Routing is the decision layer that turns an incoming request into an eligible provider execution path. In Sentinel, routing determines which provider and model path should actually handle the request.

What routing decides

For each request, Sentinel resolves:

  • the lane being used
  • the requested model or provider target
  • which candidates are eligible
  • whether the selected provider supports the endpoint
  • whether retries or fallback are safe for that route shape

Operators define the intended routing behavior in the Sentinel console. Sentinel then enforces those decisions consistently at request time.

Capability-aware routing

Sentinel does not rely on trial-and-error to discover support. Routing is capability-aware, which means Sentinel filters out invalid or unsafe paths before execution.

That includes:

  • removing unsupported provider candidates before execution
  • failing unsupported lane paths early
  • using route safety to decide whether retry or fallback is appropriate

The goal is not just to find any provider path, but to choose an eligible one that is safe for that request shape.

Retry and fallback model

Not every request should retry.

Some request types are safe to retry.

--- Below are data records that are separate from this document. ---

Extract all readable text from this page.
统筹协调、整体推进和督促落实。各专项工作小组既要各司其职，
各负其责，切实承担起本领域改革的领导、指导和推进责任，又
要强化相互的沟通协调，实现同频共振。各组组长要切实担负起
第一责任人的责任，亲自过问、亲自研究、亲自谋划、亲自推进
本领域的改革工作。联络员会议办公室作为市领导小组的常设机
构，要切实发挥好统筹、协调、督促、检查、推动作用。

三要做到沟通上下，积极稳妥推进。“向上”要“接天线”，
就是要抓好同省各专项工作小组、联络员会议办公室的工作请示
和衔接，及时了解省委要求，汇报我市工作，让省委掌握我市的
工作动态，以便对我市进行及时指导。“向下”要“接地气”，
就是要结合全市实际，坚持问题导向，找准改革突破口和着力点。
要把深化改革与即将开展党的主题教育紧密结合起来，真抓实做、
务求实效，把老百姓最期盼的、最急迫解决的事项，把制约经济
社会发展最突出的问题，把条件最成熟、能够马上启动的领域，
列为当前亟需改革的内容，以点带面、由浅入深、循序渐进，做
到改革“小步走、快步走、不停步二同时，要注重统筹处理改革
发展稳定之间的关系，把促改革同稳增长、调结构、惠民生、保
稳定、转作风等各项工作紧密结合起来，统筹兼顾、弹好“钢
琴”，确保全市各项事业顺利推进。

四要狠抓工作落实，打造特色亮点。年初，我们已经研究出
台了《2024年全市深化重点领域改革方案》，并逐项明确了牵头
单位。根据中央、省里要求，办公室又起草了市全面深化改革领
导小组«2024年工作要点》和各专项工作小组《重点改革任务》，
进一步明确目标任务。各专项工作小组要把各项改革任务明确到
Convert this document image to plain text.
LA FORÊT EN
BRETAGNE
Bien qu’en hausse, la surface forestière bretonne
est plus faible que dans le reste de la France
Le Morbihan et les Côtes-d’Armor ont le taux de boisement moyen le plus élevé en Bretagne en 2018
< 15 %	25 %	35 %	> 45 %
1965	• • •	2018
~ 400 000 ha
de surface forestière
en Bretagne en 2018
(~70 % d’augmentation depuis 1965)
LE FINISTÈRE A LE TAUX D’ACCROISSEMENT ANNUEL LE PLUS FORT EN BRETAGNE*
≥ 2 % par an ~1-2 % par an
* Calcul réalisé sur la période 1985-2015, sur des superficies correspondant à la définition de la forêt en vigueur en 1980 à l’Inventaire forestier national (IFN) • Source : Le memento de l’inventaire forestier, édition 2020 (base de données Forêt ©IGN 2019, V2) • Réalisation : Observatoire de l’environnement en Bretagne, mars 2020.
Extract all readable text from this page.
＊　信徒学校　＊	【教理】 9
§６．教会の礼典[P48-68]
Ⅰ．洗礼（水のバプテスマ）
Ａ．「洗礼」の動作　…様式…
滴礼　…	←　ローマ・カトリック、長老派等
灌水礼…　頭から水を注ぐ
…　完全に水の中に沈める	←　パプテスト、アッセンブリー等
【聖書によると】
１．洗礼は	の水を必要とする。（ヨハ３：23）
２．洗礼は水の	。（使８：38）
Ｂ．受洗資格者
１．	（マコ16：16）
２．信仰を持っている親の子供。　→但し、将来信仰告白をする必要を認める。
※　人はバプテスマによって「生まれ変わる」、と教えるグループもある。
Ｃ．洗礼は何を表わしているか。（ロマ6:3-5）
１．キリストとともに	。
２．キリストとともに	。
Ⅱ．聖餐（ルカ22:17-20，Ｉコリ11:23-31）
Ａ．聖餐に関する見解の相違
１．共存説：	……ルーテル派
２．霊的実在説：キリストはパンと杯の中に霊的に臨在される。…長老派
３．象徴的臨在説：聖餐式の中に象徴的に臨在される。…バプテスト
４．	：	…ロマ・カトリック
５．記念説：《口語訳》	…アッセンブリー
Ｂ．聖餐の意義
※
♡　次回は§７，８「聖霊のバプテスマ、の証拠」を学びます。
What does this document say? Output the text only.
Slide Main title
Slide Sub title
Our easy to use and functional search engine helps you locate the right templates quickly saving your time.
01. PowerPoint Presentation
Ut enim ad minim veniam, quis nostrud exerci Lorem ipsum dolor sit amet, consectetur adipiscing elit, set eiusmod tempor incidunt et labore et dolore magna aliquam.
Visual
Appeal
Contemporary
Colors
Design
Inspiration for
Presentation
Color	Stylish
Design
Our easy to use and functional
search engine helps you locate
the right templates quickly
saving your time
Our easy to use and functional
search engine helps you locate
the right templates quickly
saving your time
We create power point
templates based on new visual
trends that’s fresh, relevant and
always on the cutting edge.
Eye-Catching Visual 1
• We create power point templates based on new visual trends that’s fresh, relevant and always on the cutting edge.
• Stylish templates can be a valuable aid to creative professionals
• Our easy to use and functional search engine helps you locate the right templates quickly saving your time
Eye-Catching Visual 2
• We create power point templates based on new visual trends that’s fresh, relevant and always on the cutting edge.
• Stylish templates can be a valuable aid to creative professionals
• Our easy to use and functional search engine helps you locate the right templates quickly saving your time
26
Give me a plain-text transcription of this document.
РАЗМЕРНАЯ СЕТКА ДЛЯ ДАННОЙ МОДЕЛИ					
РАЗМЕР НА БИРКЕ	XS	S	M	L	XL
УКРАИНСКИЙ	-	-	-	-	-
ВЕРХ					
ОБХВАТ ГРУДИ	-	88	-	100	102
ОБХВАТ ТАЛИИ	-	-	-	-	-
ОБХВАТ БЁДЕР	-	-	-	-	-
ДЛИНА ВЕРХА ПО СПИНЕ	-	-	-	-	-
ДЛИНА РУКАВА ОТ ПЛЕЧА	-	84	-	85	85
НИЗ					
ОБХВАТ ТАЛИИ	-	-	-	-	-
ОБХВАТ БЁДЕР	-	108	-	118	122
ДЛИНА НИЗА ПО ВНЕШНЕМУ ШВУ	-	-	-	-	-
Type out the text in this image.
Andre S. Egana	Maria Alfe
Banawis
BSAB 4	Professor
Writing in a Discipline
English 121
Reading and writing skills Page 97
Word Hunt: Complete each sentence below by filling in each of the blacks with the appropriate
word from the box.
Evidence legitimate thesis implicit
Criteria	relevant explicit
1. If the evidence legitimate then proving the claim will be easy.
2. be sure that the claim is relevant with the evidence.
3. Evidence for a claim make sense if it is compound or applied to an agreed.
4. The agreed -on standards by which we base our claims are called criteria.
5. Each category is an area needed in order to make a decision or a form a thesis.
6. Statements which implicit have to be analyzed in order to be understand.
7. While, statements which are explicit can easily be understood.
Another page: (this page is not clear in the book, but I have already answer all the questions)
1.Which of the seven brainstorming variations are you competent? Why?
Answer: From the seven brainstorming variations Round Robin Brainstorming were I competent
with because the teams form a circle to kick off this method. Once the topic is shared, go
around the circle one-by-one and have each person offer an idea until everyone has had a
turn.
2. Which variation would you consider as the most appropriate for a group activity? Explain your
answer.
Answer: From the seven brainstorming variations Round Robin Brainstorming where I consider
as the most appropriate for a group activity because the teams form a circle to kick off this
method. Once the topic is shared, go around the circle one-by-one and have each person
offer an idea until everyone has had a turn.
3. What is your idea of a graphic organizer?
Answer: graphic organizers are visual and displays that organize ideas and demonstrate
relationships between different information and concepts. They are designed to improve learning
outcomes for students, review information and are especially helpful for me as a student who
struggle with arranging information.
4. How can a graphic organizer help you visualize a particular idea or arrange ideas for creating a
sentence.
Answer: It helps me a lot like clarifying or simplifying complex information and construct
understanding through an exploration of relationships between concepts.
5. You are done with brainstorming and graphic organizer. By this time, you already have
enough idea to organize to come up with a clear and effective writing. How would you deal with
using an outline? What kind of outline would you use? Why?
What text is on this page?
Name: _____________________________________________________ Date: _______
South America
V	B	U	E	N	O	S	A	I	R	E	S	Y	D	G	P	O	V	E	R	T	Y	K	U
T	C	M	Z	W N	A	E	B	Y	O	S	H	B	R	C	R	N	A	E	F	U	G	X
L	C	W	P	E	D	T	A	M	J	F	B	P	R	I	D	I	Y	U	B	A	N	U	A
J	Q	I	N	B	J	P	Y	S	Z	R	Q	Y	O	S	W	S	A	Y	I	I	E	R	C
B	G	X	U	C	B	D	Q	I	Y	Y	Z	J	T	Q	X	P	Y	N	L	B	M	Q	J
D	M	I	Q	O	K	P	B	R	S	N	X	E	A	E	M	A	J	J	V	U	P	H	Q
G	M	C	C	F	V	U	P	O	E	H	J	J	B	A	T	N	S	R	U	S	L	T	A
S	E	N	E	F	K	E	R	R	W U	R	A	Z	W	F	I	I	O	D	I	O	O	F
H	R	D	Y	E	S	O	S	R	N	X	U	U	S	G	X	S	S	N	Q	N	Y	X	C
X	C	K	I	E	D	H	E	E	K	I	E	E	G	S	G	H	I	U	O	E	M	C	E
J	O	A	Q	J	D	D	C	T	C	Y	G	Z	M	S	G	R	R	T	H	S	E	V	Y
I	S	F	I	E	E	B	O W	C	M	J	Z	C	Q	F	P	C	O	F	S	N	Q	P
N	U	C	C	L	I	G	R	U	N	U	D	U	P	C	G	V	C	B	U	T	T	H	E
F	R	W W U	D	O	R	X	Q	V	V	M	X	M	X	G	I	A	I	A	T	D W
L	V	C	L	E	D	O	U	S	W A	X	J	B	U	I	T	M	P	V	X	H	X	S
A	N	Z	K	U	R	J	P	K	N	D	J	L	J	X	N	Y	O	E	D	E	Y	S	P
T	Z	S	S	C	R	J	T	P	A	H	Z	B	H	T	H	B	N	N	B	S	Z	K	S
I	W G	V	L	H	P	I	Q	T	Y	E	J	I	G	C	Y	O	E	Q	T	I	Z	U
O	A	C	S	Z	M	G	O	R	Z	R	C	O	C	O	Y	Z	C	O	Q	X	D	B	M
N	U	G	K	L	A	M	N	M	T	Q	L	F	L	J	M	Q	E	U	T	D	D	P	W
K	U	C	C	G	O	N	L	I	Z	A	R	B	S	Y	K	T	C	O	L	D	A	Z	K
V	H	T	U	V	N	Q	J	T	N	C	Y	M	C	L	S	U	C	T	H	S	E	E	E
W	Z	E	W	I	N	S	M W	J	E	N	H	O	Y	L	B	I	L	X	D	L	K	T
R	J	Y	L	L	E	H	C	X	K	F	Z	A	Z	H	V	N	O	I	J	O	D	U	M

Others can create duplicate side effects, partial execution, or inconsistent provider state.

In general:

  • streaming routes should not retry mid-stream
  • uploads, deletes, create/generation calls, and batch-result retrieval should remain single-attempt
  • safe read-only metadata calls can be retried

This distinction matters because a duplicate generation, upload, or provider transition is often worse than a fast failure.

Caching

Caching must be route-aware as well.

In the current Sentinel model:

  • streaming routes are excluded
  • native passthrough lanes are excluded
  • file, audio, and generation workflows are excluded
  • only explicitly safe, configured routes should be cacheable

The principle is simple: cache only where request semantics are stable and the route is safe for reuse.

Operator guidance

Start simple.

Begin with:

  • one provider
  • one clear route plan
  • one known-good model path

Then add complexity deliberately:

  • fallback candidates
  • per-provider limits
  • policy and budget guardrails
  • route-specific safety tuning

The safest routing model is usually the simplest one that meets the workload's needs.